Vango Temporal range: Late Cretaceous, ~70–65.8 Ma PreꞒ Ꞓ O S D C P T J K Pg N ↓

Scientific classification
- Domain: Eukaryota
- Kingdom: Animalia
- Phylum: Chordata
- Class: Actinopterygii
- Order: Gonorynchiformes
- Family: Chanidae
- Genus: †Vango Murray et al., 2023
- Species: †V. fahiny
- Binomial name: †Vango fahiny Murray et al., 2023

= Vango (fish) =

- Genus: Vango
- Species: fahiny
- Authority: Murray et al., 2023
- Parent authority: Murray et al., 2023

Extinct genus of lizards

Vango is an extinct genus of milkfish from the Late Cretaceous Lac Kinkony and Anembalemba members of the Maevarano Formation of Madagascar. The type (and sole) species is Vango fahiny.

== Discovery and naming ==
Matt Friedman was the first to recognize the presence of a gonorynchiform species in the Maevarano fauna, and Murray et al. (2023) named and described Vango fahiny shortly after.

The material that was referred to Vango by Murray et al. (2023) includes opercles, hyomandibulae, frontals, basioccipitals, vertebrae, and parts of the pectoral girdle. No known articulated specimens exist; the species is only known from isolated elements.

The word Vango means "skull" in Malagasy, but in western Madagascar it also refers to milkfish (Chanos chanos) and bonefish (Albula sp.).

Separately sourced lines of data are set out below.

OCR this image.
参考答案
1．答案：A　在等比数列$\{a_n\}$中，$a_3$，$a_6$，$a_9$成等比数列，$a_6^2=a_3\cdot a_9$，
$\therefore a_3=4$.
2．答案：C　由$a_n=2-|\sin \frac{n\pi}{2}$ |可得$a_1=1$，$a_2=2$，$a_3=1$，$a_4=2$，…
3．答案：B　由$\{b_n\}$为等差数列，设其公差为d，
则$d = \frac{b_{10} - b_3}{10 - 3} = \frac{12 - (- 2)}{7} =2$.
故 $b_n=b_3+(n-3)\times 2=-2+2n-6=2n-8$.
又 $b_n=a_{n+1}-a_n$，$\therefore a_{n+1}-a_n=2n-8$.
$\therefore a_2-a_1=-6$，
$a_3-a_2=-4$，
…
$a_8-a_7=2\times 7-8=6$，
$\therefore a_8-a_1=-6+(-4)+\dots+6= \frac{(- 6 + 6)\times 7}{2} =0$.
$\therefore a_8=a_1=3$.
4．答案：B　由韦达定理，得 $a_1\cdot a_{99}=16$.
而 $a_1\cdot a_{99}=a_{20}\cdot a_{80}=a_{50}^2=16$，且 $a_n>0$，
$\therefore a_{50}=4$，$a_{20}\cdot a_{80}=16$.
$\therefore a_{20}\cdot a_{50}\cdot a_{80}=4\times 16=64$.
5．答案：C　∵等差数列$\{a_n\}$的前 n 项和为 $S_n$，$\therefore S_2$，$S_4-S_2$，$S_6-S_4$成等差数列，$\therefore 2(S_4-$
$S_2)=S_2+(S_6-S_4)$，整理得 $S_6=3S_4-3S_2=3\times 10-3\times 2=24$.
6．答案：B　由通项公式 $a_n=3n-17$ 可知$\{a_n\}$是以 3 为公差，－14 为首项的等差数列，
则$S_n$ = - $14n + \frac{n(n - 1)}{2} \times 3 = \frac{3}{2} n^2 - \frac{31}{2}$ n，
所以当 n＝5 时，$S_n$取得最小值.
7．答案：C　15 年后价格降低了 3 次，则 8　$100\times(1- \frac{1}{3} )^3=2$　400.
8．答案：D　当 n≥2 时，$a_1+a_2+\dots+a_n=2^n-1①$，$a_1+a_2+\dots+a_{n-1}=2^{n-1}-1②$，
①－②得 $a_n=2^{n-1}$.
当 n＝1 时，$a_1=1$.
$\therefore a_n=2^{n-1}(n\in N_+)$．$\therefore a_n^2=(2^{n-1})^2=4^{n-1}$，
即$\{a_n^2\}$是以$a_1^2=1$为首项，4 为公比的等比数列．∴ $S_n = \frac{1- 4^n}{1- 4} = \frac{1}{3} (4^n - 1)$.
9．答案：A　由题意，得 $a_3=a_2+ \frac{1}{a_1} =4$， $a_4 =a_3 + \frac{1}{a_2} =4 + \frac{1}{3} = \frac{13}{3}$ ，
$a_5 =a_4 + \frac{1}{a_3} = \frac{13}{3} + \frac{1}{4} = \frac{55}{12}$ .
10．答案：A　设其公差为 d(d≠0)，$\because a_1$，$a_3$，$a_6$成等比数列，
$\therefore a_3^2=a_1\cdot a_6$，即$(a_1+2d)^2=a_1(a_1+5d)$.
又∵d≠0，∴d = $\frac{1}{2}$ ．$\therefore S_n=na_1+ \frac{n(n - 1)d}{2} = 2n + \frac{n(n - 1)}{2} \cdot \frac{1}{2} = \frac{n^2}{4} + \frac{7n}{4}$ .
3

The species name means "ancient" in Malagasy, and thus the full binomial name translates roughly to "ancient milkfish".

== Description ==
Vango is similar to the extant milkfish (Chanos chanos) but can be easily distinguished from that species by numerous features, such as the basioccipital and maxilla being relatively shorter than those of C. chanos, and the opercle being rounder overall and having a shorter auricular process. Murray et al. (2023) estimated that Vango was able to reach a maximum size of around 8 kg in mass and 1 meter in length, slightly smaller than its modern relative C. chanos.

== Paleobiology ==
The remains of Vango fahiny are known from both the Lac Kinkony and Anembalemba members of the Maevarano Formation. The Lac Kinkony preserves a series of tidally-influenced deposits that were likely a brackish estuary during the Maastrichtian, however the Anembalemba was more inland and likely represents a freshwater river system in a seasonally dry tropical climate. The presence of Vango remains in both freshwater and marine influenced sediments indicate that it was somewhat euryhaline, similar to its extant relative Chanos chanos.

The waters in which Vango lived in were shared with various other fish species, including gar (Lepisosteus) and bonefish (Paralbula). Other aquatic vertebrates from both the Lac Kinkony and Anembalemba members include the frog Beelzebufo, the side-necked turtle Kinkonychelys, the snake Kelyophis, and the crocodylimorph Mahajangasuchus.